In Mode 2 the core structural alignment is submitted by the user and each protein in that alignment is used as a query to execute sequence similarity search. The Swiss-Prot scans are fast and therefore at most 64 can be executed per task, but the Swiss-Prot+TrEMBL scans are significantly slower and thus their number is limited to at most 32 per task. Would the user-submitted core structural alignment contain more proteins the task would be rejected.

Limitations in Mode 3

The maximum size of the
core structural alignment
The maximum size of each sequence alignment block The maximum total size of the final alignment
150 proteins 500 proteins 10000 proteins



Submissions exceeding these thresholds will be rejected. These limitations in Mode 3 were introduced to prevent intentional abuse of the service. It seems impractical to build alignments larger than 10000 proteins as they would most certainly contain redundant information and would be computationally hard to analyze. However, would you like to build larger alignments for a particular purpose you could contact the Support to receive a special access code.

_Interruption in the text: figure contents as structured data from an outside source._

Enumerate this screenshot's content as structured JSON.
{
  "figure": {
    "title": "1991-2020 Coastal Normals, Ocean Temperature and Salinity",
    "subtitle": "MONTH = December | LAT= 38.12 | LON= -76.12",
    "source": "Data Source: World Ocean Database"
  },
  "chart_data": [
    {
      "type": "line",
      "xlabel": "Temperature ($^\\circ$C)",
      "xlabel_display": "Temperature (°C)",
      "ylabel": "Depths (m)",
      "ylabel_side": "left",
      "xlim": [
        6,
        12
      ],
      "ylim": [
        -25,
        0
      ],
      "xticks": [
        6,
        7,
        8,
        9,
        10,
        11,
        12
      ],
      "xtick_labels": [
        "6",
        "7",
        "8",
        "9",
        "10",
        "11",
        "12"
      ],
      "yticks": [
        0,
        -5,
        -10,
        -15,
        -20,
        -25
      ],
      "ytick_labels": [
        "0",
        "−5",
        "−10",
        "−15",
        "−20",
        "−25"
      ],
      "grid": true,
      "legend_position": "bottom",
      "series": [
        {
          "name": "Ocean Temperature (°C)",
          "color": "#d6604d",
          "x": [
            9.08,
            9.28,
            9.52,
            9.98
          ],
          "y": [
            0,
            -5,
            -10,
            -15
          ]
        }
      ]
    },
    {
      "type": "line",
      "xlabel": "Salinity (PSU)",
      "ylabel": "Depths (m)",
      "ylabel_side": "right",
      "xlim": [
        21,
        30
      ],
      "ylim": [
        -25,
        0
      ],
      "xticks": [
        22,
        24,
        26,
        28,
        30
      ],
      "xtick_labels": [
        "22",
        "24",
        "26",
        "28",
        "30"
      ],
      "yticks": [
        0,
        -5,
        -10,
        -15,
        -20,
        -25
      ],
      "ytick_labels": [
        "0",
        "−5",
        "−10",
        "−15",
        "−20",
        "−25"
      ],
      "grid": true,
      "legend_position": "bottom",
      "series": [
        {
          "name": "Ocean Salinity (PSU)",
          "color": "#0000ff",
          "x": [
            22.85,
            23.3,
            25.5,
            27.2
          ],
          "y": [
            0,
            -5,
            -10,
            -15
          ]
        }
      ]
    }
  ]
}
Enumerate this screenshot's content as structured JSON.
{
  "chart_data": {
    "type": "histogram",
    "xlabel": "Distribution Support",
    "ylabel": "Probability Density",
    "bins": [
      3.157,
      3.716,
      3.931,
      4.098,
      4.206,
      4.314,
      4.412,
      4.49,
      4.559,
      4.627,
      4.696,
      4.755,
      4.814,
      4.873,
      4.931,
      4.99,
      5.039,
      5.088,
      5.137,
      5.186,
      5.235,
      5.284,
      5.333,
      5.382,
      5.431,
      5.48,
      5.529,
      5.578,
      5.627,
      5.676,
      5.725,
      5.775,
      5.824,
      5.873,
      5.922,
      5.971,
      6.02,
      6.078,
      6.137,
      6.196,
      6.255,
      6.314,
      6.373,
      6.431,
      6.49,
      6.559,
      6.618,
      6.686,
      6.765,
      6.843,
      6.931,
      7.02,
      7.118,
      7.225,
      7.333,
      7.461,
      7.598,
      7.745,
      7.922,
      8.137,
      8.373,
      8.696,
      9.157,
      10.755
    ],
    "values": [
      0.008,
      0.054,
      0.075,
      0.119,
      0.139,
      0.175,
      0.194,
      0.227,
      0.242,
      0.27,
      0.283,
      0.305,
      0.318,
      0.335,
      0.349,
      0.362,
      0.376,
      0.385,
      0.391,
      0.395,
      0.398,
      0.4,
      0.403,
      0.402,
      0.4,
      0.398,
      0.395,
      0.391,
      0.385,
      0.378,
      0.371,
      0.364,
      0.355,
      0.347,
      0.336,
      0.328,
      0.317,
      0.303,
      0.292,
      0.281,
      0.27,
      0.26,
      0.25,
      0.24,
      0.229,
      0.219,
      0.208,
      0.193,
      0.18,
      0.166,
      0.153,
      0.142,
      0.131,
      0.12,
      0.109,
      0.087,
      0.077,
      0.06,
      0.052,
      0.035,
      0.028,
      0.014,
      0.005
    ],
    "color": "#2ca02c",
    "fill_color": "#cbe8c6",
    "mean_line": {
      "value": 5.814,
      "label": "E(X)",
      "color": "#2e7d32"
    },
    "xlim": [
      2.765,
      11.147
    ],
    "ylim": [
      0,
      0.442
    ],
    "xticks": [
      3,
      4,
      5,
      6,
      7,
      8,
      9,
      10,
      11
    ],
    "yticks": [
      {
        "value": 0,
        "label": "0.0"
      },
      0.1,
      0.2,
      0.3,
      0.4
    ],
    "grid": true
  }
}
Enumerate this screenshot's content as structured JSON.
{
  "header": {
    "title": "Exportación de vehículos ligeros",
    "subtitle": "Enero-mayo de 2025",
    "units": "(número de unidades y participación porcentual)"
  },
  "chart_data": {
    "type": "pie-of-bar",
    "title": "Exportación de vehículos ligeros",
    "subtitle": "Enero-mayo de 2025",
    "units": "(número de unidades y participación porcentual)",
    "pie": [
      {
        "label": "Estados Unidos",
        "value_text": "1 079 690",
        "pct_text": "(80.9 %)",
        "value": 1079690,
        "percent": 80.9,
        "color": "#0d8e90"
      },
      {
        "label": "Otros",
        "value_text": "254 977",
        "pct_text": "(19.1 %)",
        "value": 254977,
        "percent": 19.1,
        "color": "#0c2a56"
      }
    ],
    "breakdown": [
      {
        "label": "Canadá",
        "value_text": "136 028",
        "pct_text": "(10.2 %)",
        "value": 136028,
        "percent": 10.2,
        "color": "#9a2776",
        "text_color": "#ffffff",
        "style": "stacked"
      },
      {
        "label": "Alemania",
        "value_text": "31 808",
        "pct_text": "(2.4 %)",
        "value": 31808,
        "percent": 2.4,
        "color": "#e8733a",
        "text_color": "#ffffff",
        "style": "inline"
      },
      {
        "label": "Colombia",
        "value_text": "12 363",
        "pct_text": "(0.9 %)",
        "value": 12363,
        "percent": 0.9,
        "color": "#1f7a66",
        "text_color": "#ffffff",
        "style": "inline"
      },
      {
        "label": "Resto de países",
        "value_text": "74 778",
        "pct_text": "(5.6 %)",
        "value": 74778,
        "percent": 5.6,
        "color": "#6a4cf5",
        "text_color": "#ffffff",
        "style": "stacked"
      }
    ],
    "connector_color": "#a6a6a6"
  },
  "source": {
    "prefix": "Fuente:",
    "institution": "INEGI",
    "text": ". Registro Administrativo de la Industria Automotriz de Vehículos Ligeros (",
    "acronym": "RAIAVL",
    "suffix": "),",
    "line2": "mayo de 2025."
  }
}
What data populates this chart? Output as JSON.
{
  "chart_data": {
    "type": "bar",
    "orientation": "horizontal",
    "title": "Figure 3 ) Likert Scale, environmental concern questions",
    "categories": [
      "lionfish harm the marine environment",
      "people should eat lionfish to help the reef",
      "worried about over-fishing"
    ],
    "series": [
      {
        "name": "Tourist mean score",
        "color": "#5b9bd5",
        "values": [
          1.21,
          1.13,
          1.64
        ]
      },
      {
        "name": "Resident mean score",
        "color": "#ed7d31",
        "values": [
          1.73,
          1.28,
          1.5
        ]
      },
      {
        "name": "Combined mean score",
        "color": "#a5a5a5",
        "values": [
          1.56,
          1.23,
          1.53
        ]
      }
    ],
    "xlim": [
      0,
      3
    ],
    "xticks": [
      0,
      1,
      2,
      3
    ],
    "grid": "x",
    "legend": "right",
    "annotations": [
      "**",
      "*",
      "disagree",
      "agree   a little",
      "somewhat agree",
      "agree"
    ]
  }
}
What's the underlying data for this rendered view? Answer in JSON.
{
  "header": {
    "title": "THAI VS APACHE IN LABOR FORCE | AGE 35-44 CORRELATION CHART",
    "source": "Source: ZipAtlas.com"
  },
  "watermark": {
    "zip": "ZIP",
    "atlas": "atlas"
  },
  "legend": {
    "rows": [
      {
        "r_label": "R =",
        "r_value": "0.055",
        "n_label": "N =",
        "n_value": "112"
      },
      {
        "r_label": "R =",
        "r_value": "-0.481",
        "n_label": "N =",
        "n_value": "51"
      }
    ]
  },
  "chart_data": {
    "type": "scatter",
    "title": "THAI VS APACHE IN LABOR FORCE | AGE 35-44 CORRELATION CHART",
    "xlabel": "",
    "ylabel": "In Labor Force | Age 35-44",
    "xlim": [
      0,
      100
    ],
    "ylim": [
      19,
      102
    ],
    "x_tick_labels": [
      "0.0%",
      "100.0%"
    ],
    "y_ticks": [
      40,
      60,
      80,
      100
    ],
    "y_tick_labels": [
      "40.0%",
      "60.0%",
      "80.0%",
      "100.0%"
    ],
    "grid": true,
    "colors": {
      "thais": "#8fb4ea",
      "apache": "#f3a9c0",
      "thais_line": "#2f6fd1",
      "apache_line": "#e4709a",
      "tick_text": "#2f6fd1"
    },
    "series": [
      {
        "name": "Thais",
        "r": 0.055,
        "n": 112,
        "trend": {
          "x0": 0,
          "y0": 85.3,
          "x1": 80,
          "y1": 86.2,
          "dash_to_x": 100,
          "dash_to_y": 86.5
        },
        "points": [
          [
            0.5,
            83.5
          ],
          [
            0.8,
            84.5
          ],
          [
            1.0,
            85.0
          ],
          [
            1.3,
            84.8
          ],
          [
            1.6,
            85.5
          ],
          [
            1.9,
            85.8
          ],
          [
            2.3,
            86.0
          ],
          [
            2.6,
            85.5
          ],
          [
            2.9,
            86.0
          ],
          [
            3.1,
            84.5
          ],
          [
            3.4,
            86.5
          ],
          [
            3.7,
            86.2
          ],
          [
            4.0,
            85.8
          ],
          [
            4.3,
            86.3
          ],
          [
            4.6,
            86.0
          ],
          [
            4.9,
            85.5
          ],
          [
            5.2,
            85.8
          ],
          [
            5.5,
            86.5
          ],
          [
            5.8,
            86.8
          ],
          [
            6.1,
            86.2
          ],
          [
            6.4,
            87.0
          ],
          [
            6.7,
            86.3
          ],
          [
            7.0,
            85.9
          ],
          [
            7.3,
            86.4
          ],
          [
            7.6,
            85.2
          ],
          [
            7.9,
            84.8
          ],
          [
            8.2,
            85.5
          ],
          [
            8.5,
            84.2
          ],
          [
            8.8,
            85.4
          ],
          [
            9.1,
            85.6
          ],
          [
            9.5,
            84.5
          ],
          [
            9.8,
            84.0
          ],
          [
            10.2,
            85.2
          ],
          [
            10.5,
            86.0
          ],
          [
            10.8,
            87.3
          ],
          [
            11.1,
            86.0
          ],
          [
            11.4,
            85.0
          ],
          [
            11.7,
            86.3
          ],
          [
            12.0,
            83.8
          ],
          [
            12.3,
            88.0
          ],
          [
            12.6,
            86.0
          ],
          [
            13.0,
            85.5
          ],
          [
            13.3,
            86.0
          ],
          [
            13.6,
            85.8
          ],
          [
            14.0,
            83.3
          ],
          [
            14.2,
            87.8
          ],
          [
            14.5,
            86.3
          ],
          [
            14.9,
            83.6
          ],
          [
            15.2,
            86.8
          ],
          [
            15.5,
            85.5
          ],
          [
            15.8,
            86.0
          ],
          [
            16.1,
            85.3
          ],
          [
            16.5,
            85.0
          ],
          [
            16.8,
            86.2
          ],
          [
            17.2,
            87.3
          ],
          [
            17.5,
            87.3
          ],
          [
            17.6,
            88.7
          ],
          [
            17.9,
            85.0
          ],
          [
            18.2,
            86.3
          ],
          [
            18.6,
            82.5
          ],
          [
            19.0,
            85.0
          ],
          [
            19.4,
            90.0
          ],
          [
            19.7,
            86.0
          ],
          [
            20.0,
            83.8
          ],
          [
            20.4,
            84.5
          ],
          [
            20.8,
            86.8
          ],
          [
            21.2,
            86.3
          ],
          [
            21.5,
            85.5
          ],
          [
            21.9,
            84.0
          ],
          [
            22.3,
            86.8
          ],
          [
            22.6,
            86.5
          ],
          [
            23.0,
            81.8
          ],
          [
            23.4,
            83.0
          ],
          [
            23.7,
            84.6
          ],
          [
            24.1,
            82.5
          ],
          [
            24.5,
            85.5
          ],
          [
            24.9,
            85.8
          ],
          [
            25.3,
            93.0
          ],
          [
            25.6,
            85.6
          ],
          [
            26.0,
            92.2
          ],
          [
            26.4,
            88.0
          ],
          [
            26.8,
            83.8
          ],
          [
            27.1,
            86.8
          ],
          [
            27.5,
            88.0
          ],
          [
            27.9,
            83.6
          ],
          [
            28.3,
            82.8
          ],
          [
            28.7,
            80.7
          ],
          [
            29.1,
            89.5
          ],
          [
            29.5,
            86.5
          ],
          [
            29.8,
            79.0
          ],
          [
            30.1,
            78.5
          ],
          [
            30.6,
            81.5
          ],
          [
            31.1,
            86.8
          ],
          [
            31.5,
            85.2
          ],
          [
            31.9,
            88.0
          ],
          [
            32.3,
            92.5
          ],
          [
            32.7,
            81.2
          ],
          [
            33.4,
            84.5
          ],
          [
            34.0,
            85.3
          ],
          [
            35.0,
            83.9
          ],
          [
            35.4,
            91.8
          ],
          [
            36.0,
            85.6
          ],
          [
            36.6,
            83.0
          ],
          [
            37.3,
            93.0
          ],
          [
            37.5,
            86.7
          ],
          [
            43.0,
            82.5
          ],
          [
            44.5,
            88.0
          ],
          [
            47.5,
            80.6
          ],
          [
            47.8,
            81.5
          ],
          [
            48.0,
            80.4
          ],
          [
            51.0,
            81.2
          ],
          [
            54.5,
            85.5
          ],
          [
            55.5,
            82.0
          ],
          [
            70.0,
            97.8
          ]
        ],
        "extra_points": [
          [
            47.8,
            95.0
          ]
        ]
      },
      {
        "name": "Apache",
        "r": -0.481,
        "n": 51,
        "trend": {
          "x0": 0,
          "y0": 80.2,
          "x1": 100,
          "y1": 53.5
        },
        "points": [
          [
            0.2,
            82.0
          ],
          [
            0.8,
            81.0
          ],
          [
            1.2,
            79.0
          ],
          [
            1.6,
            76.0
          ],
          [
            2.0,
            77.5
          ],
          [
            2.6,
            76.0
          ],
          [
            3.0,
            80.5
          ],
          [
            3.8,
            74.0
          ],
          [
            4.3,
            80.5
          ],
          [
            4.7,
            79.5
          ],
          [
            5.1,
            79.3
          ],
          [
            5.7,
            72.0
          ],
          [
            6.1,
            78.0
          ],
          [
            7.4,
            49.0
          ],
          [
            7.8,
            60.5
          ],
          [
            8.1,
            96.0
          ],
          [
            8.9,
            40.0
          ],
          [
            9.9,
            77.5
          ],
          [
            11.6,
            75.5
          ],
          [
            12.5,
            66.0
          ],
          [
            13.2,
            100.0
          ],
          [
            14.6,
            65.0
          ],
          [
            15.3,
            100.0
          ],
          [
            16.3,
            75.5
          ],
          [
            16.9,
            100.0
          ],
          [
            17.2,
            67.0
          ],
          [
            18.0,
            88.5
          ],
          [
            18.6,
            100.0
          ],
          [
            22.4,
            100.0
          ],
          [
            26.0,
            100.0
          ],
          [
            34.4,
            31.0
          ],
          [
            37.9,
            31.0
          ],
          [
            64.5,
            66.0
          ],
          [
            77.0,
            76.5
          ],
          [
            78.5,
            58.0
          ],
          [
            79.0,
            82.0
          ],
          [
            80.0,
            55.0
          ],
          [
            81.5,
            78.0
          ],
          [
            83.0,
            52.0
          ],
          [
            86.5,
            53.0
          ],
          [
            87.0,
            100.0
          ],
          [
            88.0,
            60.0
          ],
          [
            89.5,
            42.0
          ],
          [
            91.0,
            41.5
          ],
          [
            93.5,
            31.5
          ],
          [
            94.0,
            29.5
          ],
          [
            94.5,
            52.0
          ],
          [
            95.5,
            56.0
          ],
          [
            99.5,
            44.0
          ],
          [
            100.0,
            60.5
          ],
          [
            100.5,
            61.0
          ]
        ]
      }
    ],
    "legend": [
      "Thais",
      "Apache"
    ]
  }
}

Please briefly state you name, position, institution and the purpose of your study.

The 24-hour quota per IP address

Currently at most 50 tasks submitted from one IP address can be queued, in progress, or stored after completion at the server within a 24-hour period. This limitation was introduced to prevent a single user from monopolizing the Mustguseal resources and to encourage users to delete their tasks upon completion. Deleting a task restores the quota. Therefore if you delete your tasks after downloading the results the number of tasks you can process from one IP in a day is not limited.